Lawrence Berkeley National Laboratory researchers have shown that they can carry out nuclear magnetic resonance (NMR) spectroscopy using a magnetic field not much stronger than the Earth's magnetic field. They used the technique to analyze a mixture of hydrocarbons and water using a high-sensitivity magnetometer. The technique could lead to in situ analysis of fluid mixtures without the need to take samples back to a laboratory. The work was conducted by Alexander Pines team alongside Dmitry Budker at the University of California, Berkeley, and researchers at the National Institute of Standards and Technology.





Laser cooling and magneto-optical trapping have been used to hold and chill strontium monofluoride to within 2.5 thousandths of a degree absolute zero. Details are published in the journal Nature and team member Dave DeMille of Yale University says, “We can now start studying chemical reactions that are happening at very near to absolute zero." He adds that, “We have a chance to learn about fundamental chemical mechanisms.” Until recently magneto-optical trapping was only available to holding single atoms for study. The team developed their own custom-built apparatus that uses a dozen lasers each tuned with 10 significant figures of precision





Lead recycled from millions of vehicle batteries can be converted into organolead perovskite materials for use in solar panels a team from Massachusetts Institute of Technology has demonstrated. The team's perovskite photovoltaic materials are formed as a thin film just half a micrometer thick, this implies that a single discarded car battery would yield enough lead to build solar panels to power thirty households. Given that there are hundreds of millions of vehicles on the roads most of which use a lead-acid battery that has a limited lifespan that is a substantial number of solar panels that might be made from a recycled metal. Moreover, at their end of life, the lead can be retrieved and used once more to fabricate new panels. Optimization of both process and panel are underway.





The heavier chemical elements have their origins in ancient stars, now astronomers have demonstrated that fluorine is certainly among their number and came from long-dead cousins of our nearest and dearest star, the Sun. Nils Ryde of Lund University, Sweden, and colleagues in Ireland and the USA, studied stars formed at different times in the history of the universe to see if the amount of fluorine they contain agrees with theory using infrared spectroscopy. Fluorine is formed towards the end of the star’s life, when it has expanded to become what is known as a red giant. Tracking the elemental composition of stars allows astronomers to validate their theories of stellar evolution.

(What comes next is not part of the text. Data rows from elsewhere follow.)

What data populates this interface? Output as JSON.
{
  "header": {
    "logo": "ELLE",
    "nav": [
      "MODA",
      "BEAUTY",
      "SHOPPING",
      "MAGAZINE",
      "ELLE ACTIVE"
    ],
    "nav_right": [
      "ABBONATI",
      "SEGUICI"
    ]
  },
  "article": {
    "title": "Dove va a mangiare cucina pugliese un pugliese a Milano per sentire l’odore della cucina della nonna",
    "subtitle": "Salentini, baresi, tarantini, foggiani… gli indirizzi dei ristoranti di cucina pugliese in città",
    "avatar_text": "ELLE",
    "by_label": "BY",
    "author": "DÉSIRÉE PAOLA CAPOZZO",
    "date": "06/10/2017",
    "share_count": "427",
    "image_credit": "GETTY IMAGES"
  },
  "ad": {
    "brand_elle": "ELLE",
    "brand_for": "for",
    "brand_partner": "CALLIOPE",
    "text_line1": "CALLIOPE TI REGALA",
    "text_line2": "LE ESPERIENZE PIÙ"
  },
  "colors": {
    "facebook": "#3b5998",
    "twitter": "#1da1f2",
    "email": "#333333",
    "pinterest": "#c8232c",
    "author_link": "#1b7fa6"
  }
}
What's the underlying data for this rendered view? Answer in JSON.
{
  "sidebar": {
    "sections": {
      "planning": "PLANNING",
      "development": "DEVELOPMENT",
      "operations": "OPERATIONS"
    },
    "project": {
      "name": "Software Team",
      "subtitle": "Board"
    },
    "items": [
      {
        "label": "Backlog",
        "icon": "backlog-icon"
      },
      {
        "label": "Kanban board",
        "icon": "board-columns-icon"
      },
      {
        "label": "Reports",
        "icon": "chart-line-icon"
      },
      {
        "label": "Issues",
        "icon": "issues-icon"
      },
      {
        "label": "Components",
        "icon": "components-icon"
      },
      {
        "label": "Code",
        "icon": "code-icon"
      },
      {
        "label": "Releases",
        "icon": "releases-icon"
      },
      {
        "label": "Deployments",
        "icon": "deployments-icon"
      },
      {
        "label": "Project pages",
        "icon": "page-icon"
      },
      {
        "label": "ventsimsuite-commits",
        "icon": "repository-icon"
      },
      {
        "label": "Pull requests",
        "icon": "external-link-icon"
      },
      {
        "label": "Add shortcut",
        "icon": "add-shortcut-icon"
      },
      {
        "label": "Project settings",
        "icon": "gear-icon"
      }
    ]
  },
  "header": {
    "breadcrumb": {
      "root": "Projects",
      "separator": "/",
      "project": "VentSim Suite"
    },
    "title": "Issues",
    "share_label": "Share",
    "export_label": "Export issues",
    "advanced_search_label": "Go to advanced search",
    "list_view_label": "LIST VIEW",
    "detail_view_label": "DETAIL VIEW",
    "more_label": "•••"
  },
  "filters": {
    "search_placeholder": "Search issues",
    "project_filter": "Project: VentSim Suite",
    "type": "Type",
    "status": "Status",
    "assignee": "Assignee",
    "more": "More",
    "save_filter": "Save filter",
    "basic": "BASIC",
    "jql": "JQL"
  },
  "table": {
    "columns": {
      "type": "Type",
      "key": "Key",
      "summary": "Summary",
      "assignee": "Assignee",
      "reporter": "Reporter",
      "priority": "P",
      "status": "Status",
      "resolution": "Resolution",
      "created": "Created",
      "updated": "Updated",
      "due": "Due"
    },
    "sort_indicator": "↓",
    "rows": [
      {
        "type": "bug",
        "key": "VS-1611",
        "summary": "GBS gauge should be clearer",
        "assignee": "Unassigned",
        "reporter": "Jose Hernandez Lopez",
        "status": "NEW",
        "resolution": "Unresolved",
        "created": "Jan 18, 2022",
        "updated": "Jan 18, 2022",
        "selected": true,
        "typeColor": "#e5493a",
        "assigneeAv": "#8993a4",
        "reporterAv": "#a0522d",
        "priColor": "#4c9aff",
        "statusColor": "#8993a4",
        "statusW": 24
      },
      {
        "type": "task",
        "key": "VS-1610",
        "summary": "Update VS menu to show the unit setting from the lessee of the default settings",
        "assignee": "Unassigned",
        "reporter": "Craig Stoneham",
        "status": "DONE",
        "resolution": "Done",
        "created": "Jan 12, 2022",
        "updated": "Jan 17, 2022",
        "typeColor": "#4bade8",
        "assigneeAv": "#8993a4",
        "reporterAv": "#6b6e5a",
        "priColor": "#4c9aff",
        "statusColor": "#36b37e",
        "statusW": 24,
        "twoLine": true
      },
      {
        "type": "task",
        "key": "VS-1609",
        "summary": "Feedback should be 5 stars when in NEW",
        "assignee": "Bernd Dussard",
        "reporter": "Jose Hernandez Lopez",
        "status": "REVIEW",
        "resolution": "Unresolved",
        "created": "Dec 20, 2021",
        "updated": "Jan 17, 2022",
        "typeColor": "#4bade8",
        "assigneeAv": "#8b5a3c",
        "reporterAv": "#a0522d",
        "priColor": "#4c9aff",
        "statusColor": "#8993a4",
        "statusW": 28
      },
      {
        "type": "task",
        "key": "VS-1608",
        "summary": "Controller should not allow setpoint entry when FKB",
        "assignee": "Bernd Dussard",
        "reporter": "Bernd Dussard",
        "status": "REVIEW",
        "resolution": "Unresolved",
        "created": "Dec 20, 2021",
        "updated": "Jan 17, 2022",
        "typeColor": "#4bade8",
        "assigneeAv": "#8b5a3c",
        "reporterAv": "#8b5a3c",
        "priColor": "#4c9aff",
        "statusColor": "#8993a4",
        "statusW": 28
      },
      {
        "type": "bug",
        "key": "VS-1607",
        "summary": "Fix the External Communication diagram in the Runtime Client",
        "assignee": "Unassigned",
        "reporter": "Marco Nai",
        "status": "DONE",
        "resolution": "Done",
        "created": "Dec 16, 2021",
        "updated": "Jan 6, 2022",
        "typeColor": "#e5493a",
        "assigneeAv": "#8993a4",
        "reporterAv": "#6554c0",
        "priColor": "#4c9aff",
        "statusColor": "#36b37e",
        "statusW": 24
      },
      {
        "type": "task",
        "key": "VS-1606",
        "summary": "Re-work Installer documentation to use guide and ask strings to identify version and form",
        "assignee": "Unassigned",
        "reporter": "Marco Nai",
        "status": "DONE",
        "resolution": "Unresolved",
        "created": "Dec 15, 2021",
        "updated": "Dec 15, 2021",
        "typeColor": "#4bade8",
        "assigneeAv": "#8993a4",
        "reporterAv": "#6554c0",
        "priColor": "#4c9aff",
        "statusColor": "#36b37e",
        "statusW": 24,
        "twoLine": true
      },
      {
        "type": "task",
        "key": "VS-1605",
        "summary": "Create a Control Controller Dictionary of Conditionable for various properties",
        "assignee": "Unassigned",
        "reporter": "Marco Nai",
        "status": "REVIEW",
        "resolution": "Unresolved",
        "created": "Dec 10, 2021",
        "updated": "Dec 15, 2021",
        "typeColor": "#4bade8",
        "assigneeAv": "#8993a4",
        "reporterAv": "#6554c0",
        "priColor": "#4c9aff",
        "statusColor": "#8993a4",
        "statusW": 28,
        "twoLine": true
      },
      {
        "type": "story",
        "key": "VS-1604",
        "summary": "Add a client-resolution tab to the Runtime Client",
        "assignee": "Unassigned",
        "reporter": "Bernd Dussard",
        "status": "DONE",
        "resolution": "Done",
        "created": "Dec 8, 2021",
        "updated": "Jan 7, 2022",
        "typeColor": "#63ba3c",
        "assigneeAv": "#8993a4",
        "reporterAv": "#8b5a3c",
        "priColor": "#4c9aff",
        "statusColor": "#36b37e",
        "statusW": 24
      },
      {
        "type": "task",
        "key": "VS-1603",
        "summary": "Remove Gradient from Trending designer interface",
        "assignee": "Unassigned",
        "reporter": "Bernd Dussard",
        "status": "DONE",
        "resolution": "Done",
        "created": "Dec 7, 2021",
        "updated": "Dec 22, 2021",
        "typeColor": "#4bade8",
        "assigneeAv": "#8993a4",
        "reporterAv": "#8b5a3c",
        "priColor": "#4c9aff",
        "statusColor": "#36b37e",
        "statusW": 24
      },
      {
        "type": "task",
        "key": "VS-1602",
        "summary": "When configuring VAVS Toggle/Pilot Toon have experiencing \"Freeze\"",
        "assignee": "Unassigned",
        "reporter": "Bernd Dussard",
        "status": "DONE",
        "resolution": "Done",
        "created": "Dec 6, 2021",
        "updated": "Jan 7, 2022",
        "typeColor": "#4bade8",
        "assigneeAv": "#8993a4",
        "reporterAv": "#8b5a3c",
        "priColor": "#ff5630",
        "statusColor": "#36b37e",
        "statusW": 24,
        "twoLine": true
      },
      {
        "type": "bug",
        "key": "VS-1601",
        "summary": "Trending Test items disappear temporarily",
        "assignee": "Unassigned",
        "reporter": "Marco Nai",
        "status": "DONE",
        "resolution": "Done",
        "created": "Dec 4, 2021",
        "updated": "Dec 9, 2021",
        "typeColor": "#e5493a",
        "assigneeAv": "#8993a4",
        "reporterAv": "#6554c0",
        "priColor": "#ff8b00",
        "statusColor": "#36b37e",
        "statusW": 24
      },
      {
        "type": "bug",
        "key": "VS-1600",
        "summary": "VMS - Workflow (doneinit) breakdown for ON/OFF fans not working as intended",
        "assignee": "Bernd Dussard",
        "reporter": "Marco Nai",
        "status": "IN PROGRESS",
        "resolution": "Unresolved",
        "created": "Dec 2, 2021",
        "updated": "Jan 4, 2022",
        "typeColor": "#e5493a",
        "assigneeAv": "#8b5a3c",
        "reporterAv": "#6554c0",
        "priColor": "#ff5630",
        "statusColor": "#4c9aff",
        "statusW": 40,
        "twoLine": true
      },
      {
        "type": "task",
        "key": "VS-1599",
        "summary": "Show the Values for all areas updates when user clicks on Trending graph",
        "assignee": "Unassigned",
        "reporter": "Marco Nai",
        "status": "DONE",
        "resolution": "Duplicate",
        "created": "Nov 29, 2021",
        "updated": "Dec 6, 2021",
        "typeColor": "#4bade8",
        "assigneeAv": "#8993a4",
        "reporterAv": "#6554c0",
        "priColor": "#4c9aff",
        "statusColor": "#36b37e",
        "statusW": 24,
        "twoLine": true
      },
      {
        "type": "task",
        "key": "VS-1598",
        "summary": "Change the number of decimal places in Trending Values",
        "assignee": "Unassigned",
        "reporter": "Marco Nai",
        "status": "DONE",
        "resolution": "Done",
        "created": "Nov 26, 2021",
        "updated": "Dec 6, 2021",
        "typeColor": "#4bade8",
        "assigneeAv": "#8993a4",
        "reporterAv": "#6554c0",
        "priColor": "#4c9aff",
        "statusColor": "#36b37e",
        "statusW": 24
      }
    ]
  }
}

Kyriacos "KC" Nicolaou of Rice University has earned three prestigious international honors, including the Nemitsas Prize, the highest honor a Cypriot scientist can receive and one of the most prestigious scientific awards in the European Union. Nicolaou has spent many years puzzling over and solving complex natural products and finding ways to synthesize them; his papers on organic syntheses have been cited more than 50000 times. Nicolaou joined Rice’s faculty in 2013 and is currently working on natural product anticancer drugs. In addition to the Nemitsas Award, Nicolaou was awarded the 2014 Einstein Professorship by the Chinese Academy of Sciences. In May, Nicolaou served as the Rolf-Sammet Foundation Visiting Professor at Goethe University, Germany.